For centuries, Zaidis have defended a moderate Shia version of Islam, descending from Zaid, one of the descendants of Prophet Mohammed.
“Back in 900s, the Zaidis established two great states, one is located in Tabaristan in south Caspian region and another is located in Yemen,” Mithat Rende, Turkey’s former ambassador to Qatar, who was the country’s permanent representative for the Organisation for Economic Cooperation and Development (OECD), told TRT World in an earlier interview.
“Despite the fact that nobody wants to talk about, the Zaidis or Houthis had led Yemen until 1962. It’s true that in the past the Ottomans defeated them, subduing their leadership, but they always come up with an imam [who would continue to fight for their cause],” Rende said.
Their latest imam was Hussein Badrettin al Houthi, which founded the movement in the 1990s, in a country, where they were a minority. The group derived its name from its founder, al Houthi, who was killed by the Yemeni government forces in 2004.
Under al Houthi’s leadership and since his death, the group has been turned into a resistance movement, fighting with the Yemeni government.
While they were marginalised under different governments following the 1962 civil war, with the Houthi movement, which used the Arab Spring as a good opportunity to overthrow the government, the Zaidis were able to unite once again.
In the face of the country’s complicated history, experts like Rende see no possibility that the Houthi leadership could be uprooted from Yemen.

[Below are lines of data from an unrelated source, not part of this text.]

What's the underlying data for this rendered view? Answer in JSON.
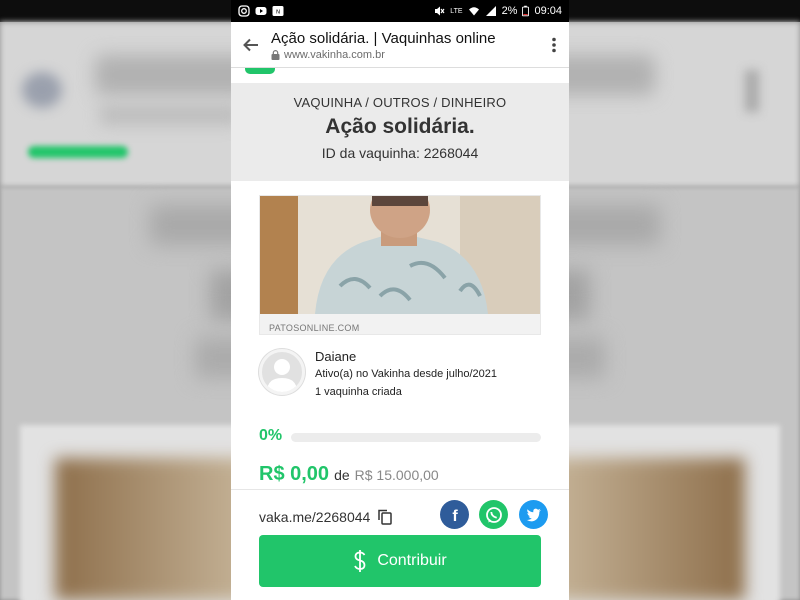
{
  "statusbar": {
    "network": "LTE",
    "battery": "2%",
    "time": "09:04"
  },
  "browser": {
    "title": "Ação solidária. | Vaquinhas online",
    "url": "www.vakinha.com.br"
  },
  "campaign": {
    "breadcrumb": "VAQUINHA / OUTROS / DINHEIRO",
    "title": "Ação solidária.",
    "id_text": "ID da vaquinha: 2268044"
  },
  "preview": {
    "source": "PATOSONLINE.COM"
  },
  "creator": {
    "name": "Daiane",
    "since": "Ativo(a) no Vakinha desde julho/2021",
    "count": "1 vaquinha criada"
  },
  "progress": {
    "percent_label": "0%",
    "fraction": 0
  },
  "amounts": {
    "raised": "R$ 0,00",
    "connector": "de",
    "goal": "R$ 15.000,00"
  },
  "share": {
    "short_url": "vaka.me/2268044"
  },
  "actions": {
    "contribute": "Contribuir"
  },
  "colors": {
    "brand_green": "#21c56a",
    "facebook": "#2f5c9a",
    "twitter": "#1d9bf0"
  },
  "icons": [
    "instagram-icon",
    "youtube-icon",
    "nfc-icon",
    "mute-icon",
    "wifi-icon",
    "signal-icon",
    "battery-icon",
    "back-arrow-icon",
    "lock-icon",
    "more-vert-icon",
    "copy-icon",
    "facebook-icon",
    "whatsapp-icon",
    "twitter-icon",
    "dollar-icon"
  ]
}
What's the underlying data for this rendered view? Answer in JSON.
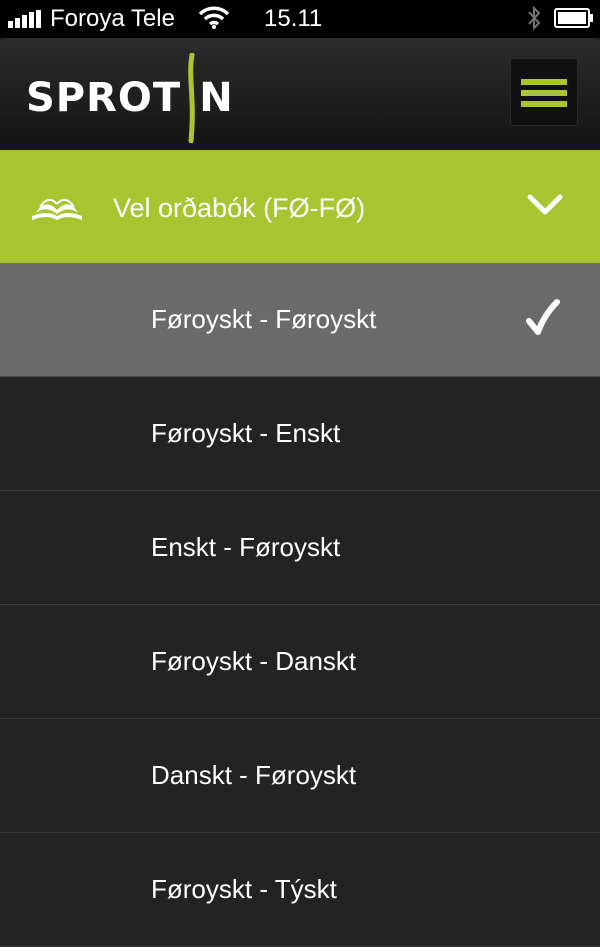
{
  "status_bar": {
    "carrier": "Foroya Tele",
    "time": "15.11",
    "icons": [
      "signal-icon",
      "wifi-icon",
      "bluetooth-icon",
      "battery-icon"
    ]
  },
  "header": {
    "logo_text": "SPROT",
    "logo_text_end": "N",
    "menu_icon": "hamburger-menu-icon"
  },
  "selector": {
    "label": "Vel orðabók (FØ-FØ)",
    "icon": "book-icon",
    "expand_icon": "chevron-down-icon"
  },
  "dictionaries": [
    {
      "label": "Føroyskt - Føroyskt",
      "selected": true
    },
    {
      "label": "Føroyskt - Enskt",
      "selected": false
    },
    {
      "label": "Enskt - Føroyskt",
      "selected": false
    },
    {
      "label": "Føroyskt - Danskt",
      "selected": false
    },
    {
      "label": "Danskt - Føroyskt",
      "selected": false
    },
    {
      "label": "Føroyskt - Týskt",
      "selected": false
    }
  ],
  "colors": {
    "accent": "#a8c531",
    "background": "#232323",
    "selected_row": "#6a6a6a",
    "header": "#1c1c1c"
  }
}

“Even the Ottomans could not uproot them. The Saudis could never ever uproot them,” Rende said.
Riyadh’s Yemen war plans were apparently based on the assumption that the Houthis were not a real force anymore, so the Saudi expedition would be a walk in the park.
Saudi Arabia army has no real war experience unlike Tehran and mostly relied on mercenaries and Sunni Yemenis to do their fighting in Yemen, backing their attacks with deadly airstrikes.
But in Yemen, the political situation regarding Sunni Yemenis is also complicated because they are divided into two different camps.
The division also led to a split between the Saudis and the UAE, which supports the South Yemen faction based in Aden, the country’s important port city. The two groups clashed with each other ending in multiple casualties before they were able to reach a power-sharing agreement between the Saudi-backed Yemeni government and the UAE-supported separatist Southern Transition Council (STC).
Finally, hit by deadly drone attacks in September, the kingdom appeared to come around, bidding for peace talks with the Houthis, which were previously advised by the US.
Will talks work?
Like the failed US-led Afghan peace initiative, which included Taliban representatives but excluded the Afghan government, the current Saudi-Houthi talks have also been held in the absence of the Riyadh-backed Yemen government.
Washington reportedly demanded its Saudi counterparts try diplomacy to end the war, which has killed more than 100,000 peoplesince the Saudi-led intervention, bringing the country to the brink of famine and financial ruin.